Les chercheurs en sécurité disent qu’une smartwatch, populaire auprès des personnes âgées et des patients atteints de démence, aurait pu être amenée à laisser un attaquant prendre facilement le contrôle de l’appareil.

Ces montres sont conçues pour aider les patients à appeler facilement leurs soignants et pour les soignants à suivre l’emplacement de leurs patients. Ils viennent avec leur propre connexion cellulaire, afin de pouvoir travailler n’importe où.

Mais les chercheurs de Pen Test Partners, une société de sécurité basée au Royaume-Uni ont constaté qu’ils pouvaient inciter la smartwatch à envoyer de faux rappels de prise de pilules aux patients aussi souvent qu’ils le souhaitaient, ont-ils déclaré.

«Il est peu probable qu’une personne atteinte de démence se souvienne qu’elle avait déjà pris ses médicaments», a écrit Vangelis Stykas dans un article de blog. « Un surdosage pourrait facilement en résulter. »

Des chercheurs déclenchent l’alerte «prendre la pilule» sur une montre intelligente vulnérable. (Image: Pen Test Partners / fournie)

Les vulnérabilités ont été trouvées dans le système cloud principal, appelé SETracker, qui alimente la smartwatch. Le même système cloud alimente également des millions d’autres smartwatches de marque blanche et de suivi de véhicules à travers l’Europe, qui étaient tous vulnérables aux attaques de base, ont déclaré les chercheurs.

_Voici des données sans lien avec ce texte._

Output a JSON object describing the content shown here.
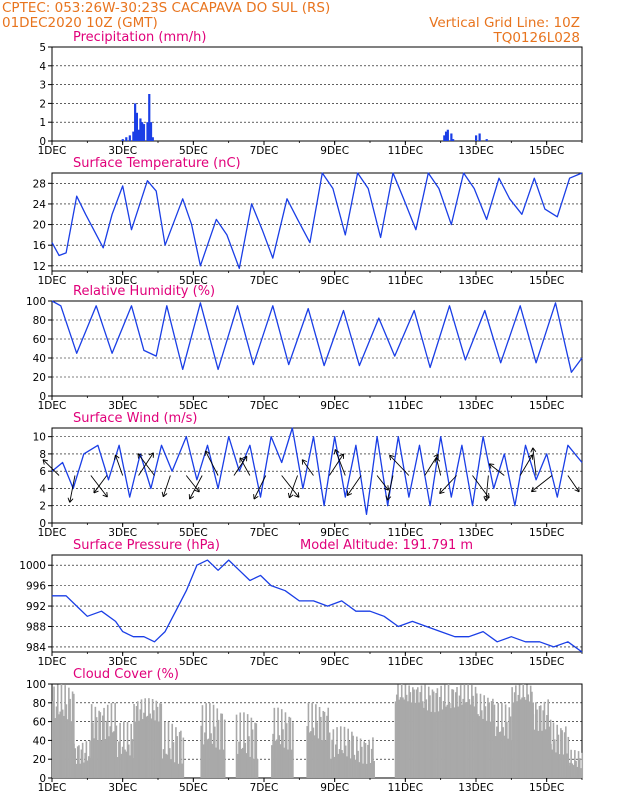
{
  "header": {
    "left_line1": "CPTEC:   053:26W-30:23S   CACAPAVA DO SUL (RS)",
    "left_line2": "01DEC2020 10Z (GMT)",
    "right_line2": "Vertical Grid Line: 10Z",
    "right_line3": "TQ0126L028"
  },
  "colors": {
    "header": "#e8741e",
    "title": "#e0007a",
    "line": "#1a3ee6",
    "bar": "#1a3ee6",
    "cloud": "#a9a9a9"
  },
  "x_axis": {
    "ticks": [
      "1DEC",
      "3DEC",
      "5DEC",
      "7DEC",
      "9DEC",
      "11DEC",
      "13DEC",
      "15DEC"
    ],
    "tick_days": [
      1,
      3,
      5,
      7,
      9,
      11,
      13,
      15
    ],
    "range_days": [
      1,
      16
    ]
  },
  "chart_data": [
    {
      "type": "bar",
      "title": "Precipitation (mm/h)",
      "ylim": [
        0,
        5
      ],
      "yticks": [
        0,
        1,
        2,
        3,
        4,
        5
      ],
      "bars": [
        {
          "x": 3.0,
          "y": 0.1
        },
        {
          "x": 3.1,
          "y": 0.2
        },
        {
          "x": 3.2,
          "y": 0.3
        },
        {
          "x": 3.3,
          "y": 0.5
        },
        {
          "x": 3.35,
          "y": 2.0
        },
        {
          "x": 3.4,
          "y": 1.5
        },
        {
          "x": 3.45,
          "y": 0.6
        },
        {
          "x": 3.5,
          "y": 1.2
        },
        {
          "x": 3.55,
          "y": 1.0
        },
        {
          "x": 3.6,
          "y": 0.9
        },
        {
          "x": 3.7,
          "y": 1.0
        },
        {
          "x": 3.75,
          "y": 2.5
        },
        {
          "x": 3.8,
          "y": 1.0
        },
        {
          "x": 3.85,
          "y": 0.2
        },
        {
          "x": 12.1,
          "y": 0.3
        },
        {
          "x": 12.15,
          "y": 0.5
        },
        {
          "x": 12.2,
          "y": 0.6
        },
        {
          "x": 12.3,
          "y": 0.4
        },
        {
          "x": 12.35,
          "y": 0.1
        },
        {
          "x": 13.0,
          "y": 0.3
        },
        {
          "x": 13.1,
          "y": 0.4
        },
        {
          "x": 13.3,
          "y": 0.1
        }
      ]
    },
    {
      "type": "line",
      "title": "Surface Temperature (nC)",
      "ylim": [
        11,
        30
      ],
      "yticks": [
        12,
        16,
        20,
        24,
        28
      ],
      "x": [
        1.0,
        1.2,
        1.4,
        1.7,
        1.95,
        2.45,
        2.7,
        3.0,
        3.25,
        3.7,
        3.95,
        4.2,
        4.7,
        4.95,
        5.2,
        5.65,
        5.95,
        6.3,
        6.65,
        6.95,
        7.25,
        7.65,
        7.95,
        8.3,
        8.65,
        8.95,
        9.3,
        9.65,
        9.95,
        10.3,
        10.65,
        10.95,
        11.3,
        11.65,
        11.95,
        12.3,
        12.65,
        12.95,
        13.3,
        13.65,
        13.95,
        14.3,
        14.65,
        14.95,
        15.3,
        15.65,
        16.0
      ],
      "values": [
        16.5,
        14.0,
        14.5,
        25.5,
        22.0,
        15.5,
        22.0,
        27.5,
        19.0,
        28.5,
        26.5,
        16.0,
        25.0,
        20.0,
        12.0,
        21.0,
        18.0,
        11.5,
        24.0,
        19.0,
        13.5,
        25.0,
        21.0,
        16.5,
        30.0,
        27.0,
        18.0,
        30.0,
        27.0,
        17.5,
        30.0,
        25.0,
        19.0,
        30.0,
        27.0,
        20.0,
        30.0,
        27.0,
        21.0,
        29.0,
        25.0,
        22.0,
        29.0,
        23.0,
        21.5,
        29.0,
        30.0
      ]
    },
    {
      "type": "line",
      "title": "Relative Humidity (%)",
      "ylim": [
        0,
        100
      ],
      "yticks": [
        0,
        20,
        40,
        60,
        80,
        100
      ],
      "x": [
        1.0,
        1.25,
        1.7,
        2.25,
        2.7,
        3.25,
        3.6,
        3.95,
        4.25,
        4.7,
        5.2,
        5.7,
        6.25,
        6.7,
        7.25,
        7.7,
        8.25,
        8.7,
        9.25,
        9.7,
        10.25,
        10.7,
        11.25,
        11.7,
        12.25,
        12.7,
        13.25,
        13.7,
        14.25,
        14.7,
        15.25,
        15.7,
        16.0
      ],
      "values": [
        100,
        95,
        45,
        95,
        45,
        95,
        48,
        42,
        95,
        28,
        98,
        28,
        95,
        33,
        95,
        33,
        92,
        32,
        90,
        32,
        82,
        42,
        90,
        30,
        95,
        38,
        90,
        35,
        95,
        35,
        98,
        25,
        40
      ]
    },
    {
      "type": "line",
      "title": "Surface Wind (m/s)",
      "ylim": [
        0,
        11
      ],
      "yticks": [
        0,
        2,
        4,
        6,
        8,
        10
      ],
      "x": [
        1.0,
        1.3,
        1.6,
        1.9,
        2.3,
        2.6,
        2.9,
        3.2,
        3.5,
        3.8,
        4.1,
        4.4,
        4.8,
        5.1,
        5.4,
        5.7,
        6.0,
        6.3,
        6.6,
        6.9,
        7.2,
        7.5,
        7.8,
        8.1,
        8.4,
        8.7,
        9.0,
        9.3,
        9.6,
        9.9,
        10.2,
        10.5,
        10.8,
        11.1,
        11.4,
        11.7,
        12.0,
        12.3,
        12.6,
        12.9,
        13.2,
        13.5,
        13.8,
        14.1,
        14.4,
        14.7,
        15.0,
        15.3,
        15.6,
        16.0
      ],
      "values": [
        6,
        7,
        4,
        8,
        9,
        5,
        9,
        3,
        8,
        4,
        9,
        6,
        10,
        5,
        9,
        4,
        10,
        6,
        9,
        3,
        10,
        7,
        11,
        4,
        10,
        2,
        10,
        3,
        9,
        1,
        10,
        2,
        10,
        3,
        9,
        2,
        10,
        3,
        9,
        2,
        10,
        4,
        8,
        2,
        9,
        5,
        8,
        3,
        9,
        7
      ]
    },
    {
      "type": "line",
      "title": "Surface Pressure (hPa)",
      "annotation": "Model Altitude: 191.791 m",
      "ylim": [
        983,
        1002
      ],
      "yticks": [
        984,
        988,
        992,
        996,
        1000
      ],
      "x": [
        1.0,
        1.4,
        1.7,
        2.0,
        2.4,
        2.8,
        3.0,
        3.3,
        3.6,
        3.9,
        4.2,
        4.5,
        4.8,
        5.1,
        5.4,
        5.7,
        6.0,
        6.3,
        6.6,
        6.9,
        7.2,
        7.6,
        8.0,
        8.4,
        8.8,
        9.2,
        9.6,
        10.0,
        10.4,
        10.8,
        11.2,
        11.6,
        12.0,
        12.4,
        12.8,
        13.2,
        13.6,
        14.0,
        14.4,
        14.8,
        15.2,
        15.6,
        16.0
      ],
      "values": [
        994,
        994,
        992,
        990,
        991,
        989,
        987,
        986,
        986,
        985,
        987,
        991,
        995,
        1000,
        1001,
        999,
        1001,
        999,
        997,
        998,
        996,
        995,
        993,
        993,
        992,
        993,
        991,
        991,
        990,
        988,
        989,
        988,
        987,
        986,
        986,
        987,
        985,
        986,
        985,
        985,
        984,
        985,
        983
      ]
    },
    {
      "type": "bar",
      "title": "Cloud Cover (%)",
      "ylim": [
        0,
        100
      ],
      "yticks": [
        0,
        20,
        40,
        60,
        80,
        100
      ],
      "clouds": [
        [
          1.0,
          1.6,
          100,
          60
        ],
        [
          1.6,
          2.1,
          40,
          15
        ],
        [
          2.1,
          2.8,
          80,
          40
        ],
        [
          2.8,
          3.3,
          60,
          20
        ],
        [
          3.3,
          4.1,
          85,
          60
        ],
        [
          4.1,
          4.7,
          60,
          15
        ],
        [
          5.2,
          5.9,
          80,
          30
        ],
        [
          6.2,
          6.8,
          70,
          20
        ],
        [
          7.2,
          7.8,
          75,
          30
        ],
        [
          8.2,
          8.8,
          80,
          40
        ],
        [
          8.8,
          9.5,
          55,
          20
        ],
        [
          9.5,
          10.1,
          45,
          15
        ],
        [
          10.7,
          11.5,
          100,
          80
        ],
        [
          11.5,
          12.3,
          100,
          70
        ],
        [
          12.3,
          13.0,
          100,
          75
        ],
        [
          13.0,
          13.5,
          90,
          60
        ],
        [
          13.5,
          14.0,
          80,
          40
        ],
        [
          14.0,
          14.6,
          100,
          80
        ],
        [
          14.6,
          15.1,
          85,
          50
        ],
        [
          15.1,
          15.6,
          60,
          25
        ],
        [
          15.6,
          16.0,
          30,
          10
        ]
      ]
    }
  ]
}
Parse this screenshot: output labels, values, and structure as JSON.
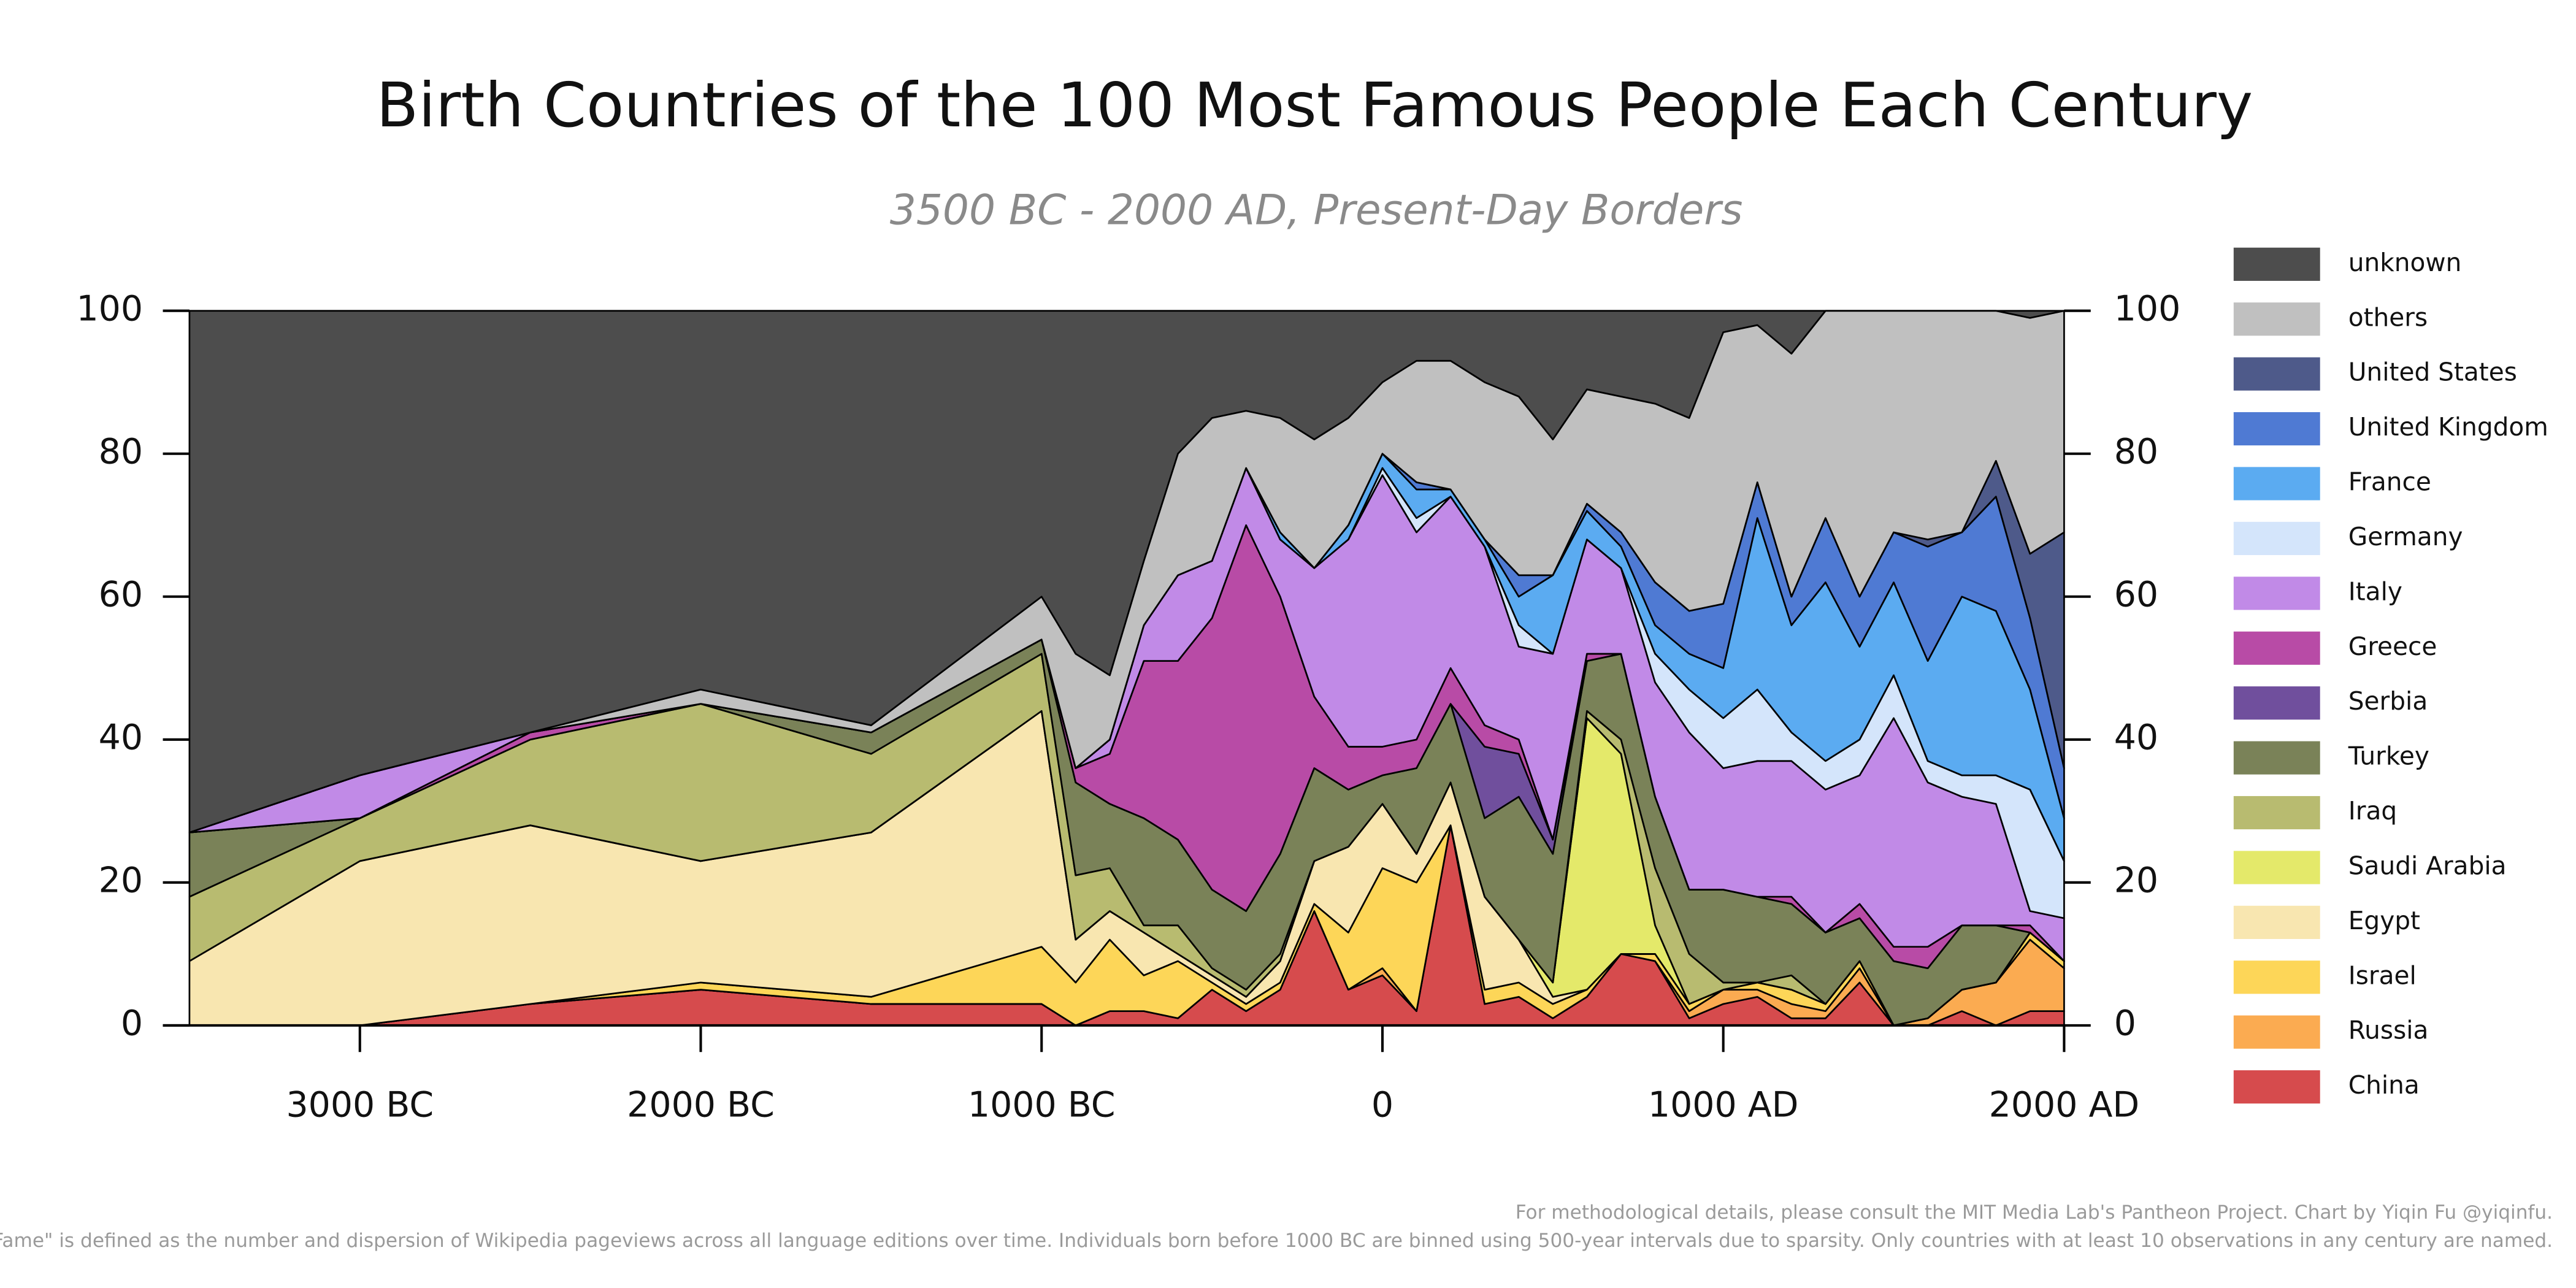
{
  "chart_data": {
    "type": "stacked_area",
    "title": "Birth Countries of the 100 Most Famous People Each Century",
    "subtitle": "3500 BC - 2000 AD, Present-Day Borders",
    "footnotes": [
      "For methodological details, please consult the MIT Media Lab's Pantheon Project. Chart by Yiqin Fu @yiqinfu.",
      "\"Fame\" is defined as the number and dispersion of Wikipedia pageviews across all language editions over time. Individuals born before 1000 BC are binned using 500-year intervals due to sparsity. Only countries with at least 10 observations in any century are named."
    ],
    "x": [
      -3500,
      -3000,
      -2500,
      -2000,
      -1500,
      -1000,
      -900,
      -800,
      -700,
      -600,
      -500,
      -400,
      -300,
      -200,
      -100,
      0,
      100,
      200,
      300,
      400,
      500,
      600,
      700,
      800,
      900,
      1000,
      1100,
      1200,
      1300,
      1400,
      1500,
      1600,
      1700,
      1800,
      1900,
      2000
    ],
    "xlim": [
      -3500,
      2000
    ],
    "xticks": [
      {
        "value": -3000,
        "label": "3000 BC"
      },
      {
        "value": -2000,
        "label": "2000 BC"
      },
      {
        "value": -1000,
        "label": "1000 BC"
      },
      0,
      {
        "value": 1000,
        "label": "1000 AD"
      },
      {
        "value": 2000,
        "label": "2000 AD"
      }
    ],
    "ylim": [
      0,
      100
    ],
    "yticks": [
      0,
      20,
      40,
      60,
      80,
      100
    ],
    "series": [
      {
        "name": "China",
        "color": "#d64b4d",
        "values": [
          0,
          0,
          3,
          5,
          3,
          3,
          0,
          2,
          2,
          1,
          5,
          2,
          5,
          16,
          5,
          7,
          2,
          28,
          3,
          4,
          1,
          4,
          10,
          9,
          1,
          3,
          4,
          1,
          1,
          6,
          0,
          0,
          2,
          0,
          2,
          2
        ]
      },
      {
        "name": "Russia",
        "color": "#fbab51",
        "values": [
          0,
          0,
          0,
          0,
          0,
          0,
          0,
          0,
          0,
          0,
          0,
          0,
          0,
          0,
          0,
          1,
          0,
          0,
          0,
          0,
          0,
          0,
          0,
          0,
          1,
          2,
          1,
          2,
          1,
          2,
          0,
          1,
          3,
          6,
          10,
          6
        ]
      },
      {
        "name": "Israel",
        "color": "#fdd658",
        "values": [
          0,
          0,
          0,
          1,
          1,
          8,
          6,
          10,
          5,
          8,
          1,
          1,
          1,
          1,
          8,
          14,
          18,
          0,
          2,
          2,
          2,
          1,
          0,
          1,
          1,
          0,
          1,
          2,
          1,
          1,
          0,
          0,
          0,
          0,
          1,
          1
        ]
      },
      {
        "name": "Egypt",
        "color": "#f8e6b0",
        "values": [
          9,
          23,
          25,
          17,
          23,
          33,
          6,
          4,
          6,
          1,
          1,
          1,
          3,
          6,
          12,
          9,
          4,
          6,
          13,
          6,
          1,
          0,
          0,
          0,
          0,
          0,
          0,
          0,
          0,
          0,
          0,
          0,
          0,
          0,
          0,
          0
        ]
      },
      {
        "name": "Saudi Arabia",
        "color": "#e4e96a",
        "values": [
          0,
          0,
          0,
          0,
          0,
          0,
          0,
          0,
          0,
          0,
          0,
          0,
          0,
          0,
          0,
          0,
          0,
          0,
          0,
          0,
          2,
          38,
          28,
          4,
          0,
          0,
          0,
          0,
          0,
          0,
          0,
          0,
          0,
          0,
          0,
          0
        ]
      },
      {
        "name": "Iraq",
        "color": "#b8bb70",
        "values": [
          9,
          6,
          12,
          22,
          11,
          8,
          9,
          6,
          1,
          4,
          1,
          1,
          1,
          0,
          0,
          0,
          0,
          0,
          0,
          0,
          0,
          1,
          2,
          8,
          7,
          1,
          0,
          2,
          0,
          0,
          0,
          0,
          0,
          0,
          0,
          0
        ]
      },
      {
        "name": "Turkey",
        "color": "#7a8258",
        "values": [
          9,
          0,
          0,
          0,
          3,
          2,
          13,
          9,
          15,
          12,
          11,
          11,
          14,
          13,
          8,
          4,
          12,
          11,
          11,
          20,
          18,
          7,
          12,
          10,
          9,
          13,
          12,
          10,
          10,
          6,
          9,
          7,
          9,
          8,
          0,
          0
        ]
      },
      {
        "name": "Serbia",
        "color": "#704f9d",
        "values": [
          0,
          0,
          0,
          0,
          0,
          0,
          0,
          0,
          0,
          0,
          0,
          0,
          0,
          0,
          0,
          0,
          0,
          0,
          10,
          6,
          2,
          0,
          0,
          0,
          0,
          0,
          0,
          0,
          0,
          0,
          0,
          0,
          0,
          0,
          0,
          0
        ]
      },
      {
        "name": "Greece",
        "color": "#b84ba6",
        "values": [
          0,
          0,
          1,
          0,
          0,
          0,
          2,
          7,
          22,
          25,
          38,
          54,
          36,
          10,
          6,
          4,
          4,
          5,
          3,
          2,
          0,
          1,
          0,
          0,
          0,
          0,
          0,
          1,
          0,
          2,
          2,
          3,
          0,
          0,
          1,
          0
        ]
      },
      {
        "name": "Italy",
        "color": "#c18ae7",
        "values": [
          0,
          6,
          0,
          0,
          0,
          0,
          0,
          2,
          5,
          12,
          8,
          8,
          8,
          18,
          29,
          38,
          29,
          24,
          25,
          13,
          26,
          16,
          12,
          16,
          22,
          17,
          19,
          19,
          20,
          18,
          32,
          23,
          18,
          17,
          2,
          6
        ]
      },
      {
        "name": "Germany",
        "color": "#d4e5fb",
        "values": [
          0,
          0,
          0,
          0,
          0,
          0,
          0,
          0,
          0,
          0,
          0,
          0,
          0,
          0,
          0,
          1,
          2,
          0,
          0,
          3,
          0,
          0,
          0,
          4,
          6,
          7,
          10,
          4,
          4,
          5,
          6,
          3,
          3,
          4,
          17,
          8
        ]
      },
      {
        "name": "France",
        "color": "#5babf1",
        "values": [
          0,
          0,
          0,
          0,
          0,
          0,
          0,
          0,
          0,
          0,
          0,
          0,
          1,
          0,
          2,
          2,
          4,
          1,
          1,
          4,
          11,
          4,
          3,
          4,
          5,
          7,
          24,
          15,
          25,
          13,
          13,
          14,
          25,
          23,
          14,
          6
        ]
      },
      {
        "name": "United Kingdom",
        "color": "#4f7ad3",
        "values": [
          0,
          0,
          0,
          0,
          0,
          0,
          0,
          0,
          0,
          0,
          0,
          0,
          0,
          0,
          0,
          0,
          1,
          0,
          0,
          3,
          0,
          1,
          2,
          6,
          6,
          9,
          5,
          4,
          9,
          7,
          7,
          16,
          9,
          16,
          10,
          7
        ]
      },
      {
        "name": "United States",
        "color": "#4e5a8a",
        "values": [
          0,
          0,
          0,
          0,
          0,
          0,
          0,
          0,
          0,
          0,
          0,
          0,
          0,
          0,
          0,
          0,
          0,
          0,
          0,
          0,
          0,
          0,
          0,
          0,
          0,
          0,
          0,
          0,
          0,
          0,
          0,
          1,
          0,
          5,
          9,
          33
        ]
      },
      {
        "name": "others",
        "color": "#c0c0c0",
        "values": [
          0,
          0,
          0,
          2,
          1,
          6,
          16,
          9,
          9,
          17,
          20,
          8,
          16,
          18,
          15,
          10,
          17,
          18,
          22,
          25,
          19,
          16,
          19,
          25,
          27,
          38,
          22,
          34,
          29,
          40,
          31,
          32,
          31,
          21,
          33,
          31
        ]
      },
      {
        "name": "unknown",
        "color": "#4d4d4d",
        "values": [
          73,
          65,
          59,
          53,
          58,
          40,
          48,
          51,
          35,
          20,
          15,
          14,
          15,
          18,
          15,
          10,
          7,
          7,
          10,
          12,
          18,
          11,
          12,
          13,
          15,
          3,
          2,
          6,
          0,
          0,
          0,
          0,
          0,
          0,
          1,
          0
        ]
      }
    ]
  }
}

Les chercheurs ont trouvé une copie du code source qui alimente le système cloud back-end, permettant aux chercheurs de trouver des failles de sécurité dans le code. L’un des principaux défauts constatés était que le serveur utilisait une clé codée en dur qui, si elle était utilisée, un attaquant aurait pu envoyer des commandes pour contrôler à distance n’importe lequel de ces appareils.

Avec cette clé, un attaquant pourrait déclencher l’alerte «prendre des pilules», passer secrètement des appels téléphoniques depuis l’appareil, envoyer des SMS ou – dans le cas des pisteurs de véhicules – couper complètement le moteur.

Le code avait également des mots de passe et des jetons pour le stockage cloud de SETracker, qui, selon les chercheurs, stockaient les données téléchargées par ces appareils. Mais les chercheurs n’ont pas pu vérifier car cela aurait enfreint les lois sur le piratage informatique au Royaume-Uni.